There’s a reason why the brightest headlight setting is not on the same dial: because it’s supposed to be used sparingly, as in on the dark countryside or when no one else is around. Behind you, they flood your cabin with light through the mirrors, and much worse if in front. They’d like to think that they stay safe by seeing potential obstacles, but that’s not going to help when blinded drivers crash into them.

Where they are: Zobel-Roxas Ave., Metropolitan Ave. (Manila South Cemetery), Jupiter St., Julia Vargas Ave.

Annoying factor: 45

2. Right-turn Blockers

There’s a reason why we group lanes moving in the same direction instead of dividing them into many tiny little roads: it makes traffic flow smoother by organizing traffic around one intersection. But that won’t work if people such as right-turn blockers try to gain ten seconds by blocking the right turn lane which is supposed to flow regardless of the red light. Anyone who does this in front of me immediately gets the unceasing horn.

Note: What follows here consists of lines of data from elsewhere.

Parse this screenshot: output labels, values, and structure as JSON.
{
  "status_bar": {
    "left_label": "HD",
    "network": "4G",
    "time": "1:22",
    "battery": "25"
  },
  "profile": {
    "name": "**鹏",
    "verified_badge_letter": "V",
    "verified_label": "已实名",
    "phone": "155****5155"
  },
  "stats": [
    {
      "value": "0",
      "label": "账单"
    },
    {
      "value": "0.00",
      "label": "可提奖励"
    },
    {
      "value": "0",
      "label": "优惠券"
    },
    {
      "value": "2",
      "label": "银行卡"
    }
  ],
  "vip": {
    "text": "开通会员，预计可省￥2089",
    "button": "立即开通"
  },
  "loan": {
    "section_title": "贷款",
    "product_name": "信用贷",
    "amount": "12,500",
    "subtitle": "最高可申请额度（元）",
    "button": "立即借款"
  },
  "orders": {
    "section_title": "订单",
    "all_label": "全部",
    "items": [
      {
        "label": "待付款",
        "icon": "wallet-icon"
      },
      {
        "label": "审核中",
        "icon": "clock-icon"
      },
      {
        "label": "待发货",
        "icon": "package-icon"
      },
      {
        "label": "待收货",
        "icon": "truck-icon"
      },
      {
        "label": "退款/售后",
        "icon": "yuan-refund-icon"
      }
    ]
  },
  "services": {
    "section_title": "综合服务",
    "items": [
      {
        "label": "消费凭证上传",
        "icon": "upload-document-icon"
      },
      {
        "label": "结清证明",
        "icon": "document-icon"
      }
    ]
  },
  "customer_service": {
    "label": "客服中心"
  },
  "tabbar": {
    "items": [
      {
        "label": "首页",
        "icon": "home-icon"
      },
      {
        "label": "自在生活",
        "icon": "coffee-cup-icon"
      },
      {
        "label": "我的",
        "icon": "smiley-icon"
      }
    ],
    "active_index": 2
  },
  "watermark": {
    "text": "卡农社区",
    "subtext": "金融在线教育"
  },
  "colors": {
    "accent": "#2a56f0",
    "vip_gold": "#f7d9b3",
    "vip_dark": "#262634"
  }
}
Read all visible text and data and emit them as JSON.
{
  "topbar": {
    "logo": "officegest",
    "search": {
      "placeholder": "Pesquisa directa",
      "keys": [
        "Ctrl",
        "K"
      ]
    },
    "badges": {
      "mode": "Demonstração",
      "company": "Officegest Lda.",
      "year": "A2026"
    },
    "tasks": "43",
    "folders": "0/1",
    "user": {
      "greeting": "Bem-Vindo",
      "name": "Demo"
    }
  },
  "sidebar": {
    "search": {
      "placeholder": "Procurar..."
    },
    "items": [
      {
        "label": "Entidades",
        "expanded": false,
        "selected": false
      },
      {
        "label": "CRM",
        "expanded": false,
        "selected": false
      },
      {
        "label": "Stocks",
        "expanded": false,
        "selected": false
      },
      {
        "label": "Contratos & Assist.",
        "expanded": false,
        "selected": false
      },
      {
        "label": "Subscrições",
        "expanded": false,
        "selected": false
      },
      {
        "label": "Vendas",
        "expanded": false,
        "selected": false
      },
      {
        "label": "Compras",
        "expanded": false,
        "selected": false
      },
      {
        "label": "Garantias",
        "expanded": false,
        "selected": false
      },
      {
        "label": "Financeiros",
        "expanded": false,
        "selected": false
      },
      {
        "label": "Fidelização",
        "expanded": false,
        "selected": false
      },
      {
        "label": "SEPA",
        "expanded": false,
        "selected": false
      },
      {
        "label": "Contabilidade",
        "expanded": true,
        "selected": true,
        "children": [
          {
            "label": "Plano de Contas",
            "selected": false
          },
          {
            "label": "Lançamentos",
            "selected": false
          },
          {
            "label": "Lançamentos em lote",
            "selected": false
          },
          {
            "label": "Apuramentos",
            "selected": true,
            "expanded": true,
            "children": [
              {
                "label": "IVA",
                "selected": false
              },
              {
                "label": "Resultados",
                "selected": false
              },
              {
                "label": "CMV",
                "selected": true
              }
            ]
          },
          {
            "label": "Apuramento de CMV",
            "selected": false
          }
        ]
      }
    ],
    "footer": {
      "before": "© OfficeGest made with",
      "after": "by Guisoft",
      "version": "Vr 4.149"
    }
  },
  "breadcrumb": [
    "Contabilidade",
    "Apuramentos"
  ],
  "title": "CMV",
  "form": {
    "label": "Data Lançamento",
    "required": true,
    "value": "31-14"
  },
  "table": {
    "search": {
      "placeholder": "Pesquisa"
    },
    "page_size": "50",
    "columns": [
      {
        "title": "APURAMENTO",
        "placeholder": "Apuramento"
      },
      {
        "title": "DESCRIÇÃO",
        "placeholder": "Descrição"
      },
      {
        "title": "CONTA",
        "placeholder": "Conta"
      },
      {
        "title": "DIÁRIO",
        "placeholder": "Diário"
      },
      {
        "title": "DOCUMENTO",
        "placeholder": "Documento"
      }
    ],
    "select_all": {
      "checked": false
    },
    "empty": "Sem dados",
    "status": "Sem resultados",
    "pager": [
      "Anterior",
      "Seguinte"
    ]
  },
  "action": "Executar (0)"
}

Where they are: Virtually anywhere; Taft Ave. Ayala/Paseo/Makati Ave., San Miguel Ave.

Annoying factor: 4.55

1. Counterflowers

Counterflow is inexcusable; you can’t chalk it up to a mistake. You just can’t when you intentionally try to cut through right before a midline barrier. It’s about the most gulang, irresponsible, and disrespectful thing you can do on the road. Fortunately, sweet revenge can be had if you and your brothers in line are unrelenting to the annoying driver, exposing him to the wrath of oncoming traffic.

Where they are: Jupiter St. and Makati Ave., and most other undivided roads.

Annoying Factor: 55

So there you go - the most annoying types of drivers in Manila. Road rage away, folks.